Felt absolutely terrible today. We all have those days when it feels like everything is shit. We feel sorry for ourselves. We feel like nothing we do is enough. We feel like we are not enough. Today was a day like that.
I brought my gym gear to uni just to be sure that I'd go there immediately when I was done at uni... But after a shit day I would rather go home, shut the door to my room and feel sorry for myself. Instead of doing that I sat down at a bakery, had a cappuccino and complained to my journal (who always listens and cares and sometimes even give helpful advice). Went to coles and bought some macadamia nuts.

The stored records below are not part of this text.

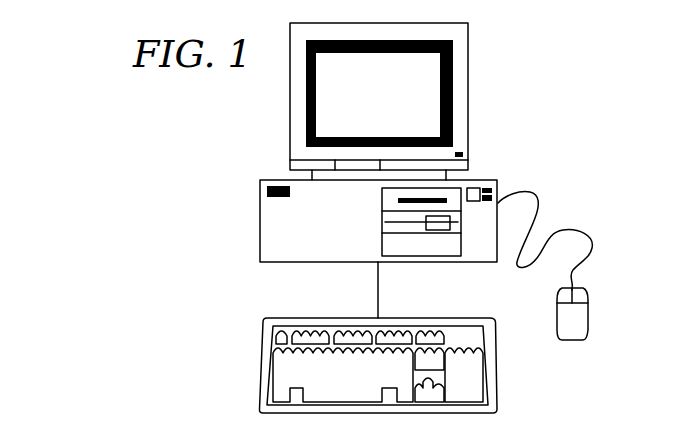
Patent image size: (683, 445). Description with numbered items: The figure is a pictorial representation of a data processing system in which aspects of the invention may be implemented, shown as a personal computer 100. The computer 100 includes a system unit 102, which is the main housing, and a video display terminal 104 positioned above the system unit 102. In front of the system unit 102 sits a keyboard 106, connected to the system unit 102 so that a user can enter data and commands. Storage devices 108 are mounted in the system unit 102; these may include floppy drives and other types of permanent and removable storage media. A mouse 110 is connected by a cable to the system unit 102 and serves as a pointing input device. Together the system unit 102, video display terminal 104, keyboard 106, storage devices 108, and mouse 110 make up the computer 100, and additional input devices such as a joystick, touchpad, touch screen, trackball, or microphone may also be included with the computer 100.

The computer 100 is at (566, 141).
The system unit 102 is at (474, 262).
The video display terminal 104 is at (468, 73).
The keyboard 106 is at (259, 365).
The storage devices 108 is at (382, 218).
The mouse 110 is at (588, 303).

And forced my butt to the gym.
And seriously - it's crazy how that place affects the mood!!! I was about to start crying at the bakery, but after just a couple of sets I started to notice how great my ass is and forgot all about the other issues. The gym brings confidence, strength (physical and mental) and happiness. It makes me feel like I belong.
Normally I would buy shitloads of poisonous comfort food on a day like this. That would not have solved any problems at all. It would make me physically sick with a racing pulse and nausea, plus mentally worse than before.
No, sugar is not comfort. It's a false fucking bitch who tricks you into its embrace just to stab you in the back a minute later. The gym though - that's love and pure happiness. That's true comfort that pours a stream of feelgood hormones into the bloodstream and makes you feel awesome.
Now - remember that next time you want to dismiss the gym. The gym deserves more appreciation than that!!
Shoulder pat of the day: to my housemate who put a nicotine patch on her arm today and made chia pudding instead of comforting herself (and her abstinence) with ice cream!